Adviser, Founder Sanctioned for Conflicts, Misdescribed Fees

Investment advisers have long been one of the key targets of SEC enforcement. The number of cases brought each year naming advisers and/or their firms as either a defendant or respondent is typically one of the largest groups of cases filed each year. Two of the claims typically asserted in those cases involve fees and undisclosed conflicts of interest. Despite the steady stream of cases advisers continue to have difficulties in these areas. The agency’s latest case involving an advisory is based on both issues – fees and conflicts. In the Matter of Alumni Ventures Group, LLC, Adm. Proc. File No. 3-20791 (March 4, 2022).

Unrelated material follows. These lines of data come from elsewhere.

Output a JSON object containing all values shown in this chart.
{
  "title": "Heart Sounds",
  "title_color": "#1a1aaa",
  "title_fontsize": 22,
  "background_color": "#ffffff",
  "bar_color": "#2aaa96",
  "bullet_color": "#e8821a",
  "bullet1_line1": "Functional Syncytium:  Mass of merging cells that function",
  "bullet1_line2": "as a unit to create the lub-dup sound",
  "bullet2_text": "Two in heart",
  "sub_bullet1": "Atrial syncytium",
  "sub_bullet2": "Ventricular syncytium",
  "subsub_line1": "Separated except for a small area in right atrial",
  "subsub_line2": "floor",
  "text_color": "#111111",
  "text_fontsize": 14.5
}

Alumni Ventures Group has been an exempt reporting adviser since December 18, 2017. The firm relies on an exemption from registration for venture capital fund advisers in Section 203(f) of the Advisers Act. It has about $425 million under management. Respondent Michael Collins is its founder.

The Order Instituting Proceedings is based on two claims. The first centers on the fees charged clients. Over a four-year period, beginning in June 2016, the adviser told clients and others that its management fee for the venture capital funds it managed was the “industry standard ‘2 and 20.’” In fact, it was not. The industry standard was to assess 2% each year and carried interest of up to 20%. In contrast, the firm here charged 2% each year plus the full 20% – not the industry standard.

Second, the firm made inter-fund loans and cash transfers between funds as well as loans to certain funds. Those transactions violated the funds’ operating agreements prohibiting commingling and its fiduciary duties to the funds. The interfund transfers also were a conflict of interest between the funds that was not disclosed. The Order alleges violations of Section 206(2) and 206(4) of the Advisers Act. The firm undertook certain remedial acts and agreed to implement certain undertakings.

To resolve the proceedings Respondents consented to the entry of cease-and-desist orders based on the Sections cited in the Order and to a censure. Respondents will each pay a penalty of $700,000 and, in addition, Mr. Collins will pay an additional penalty of $100,000.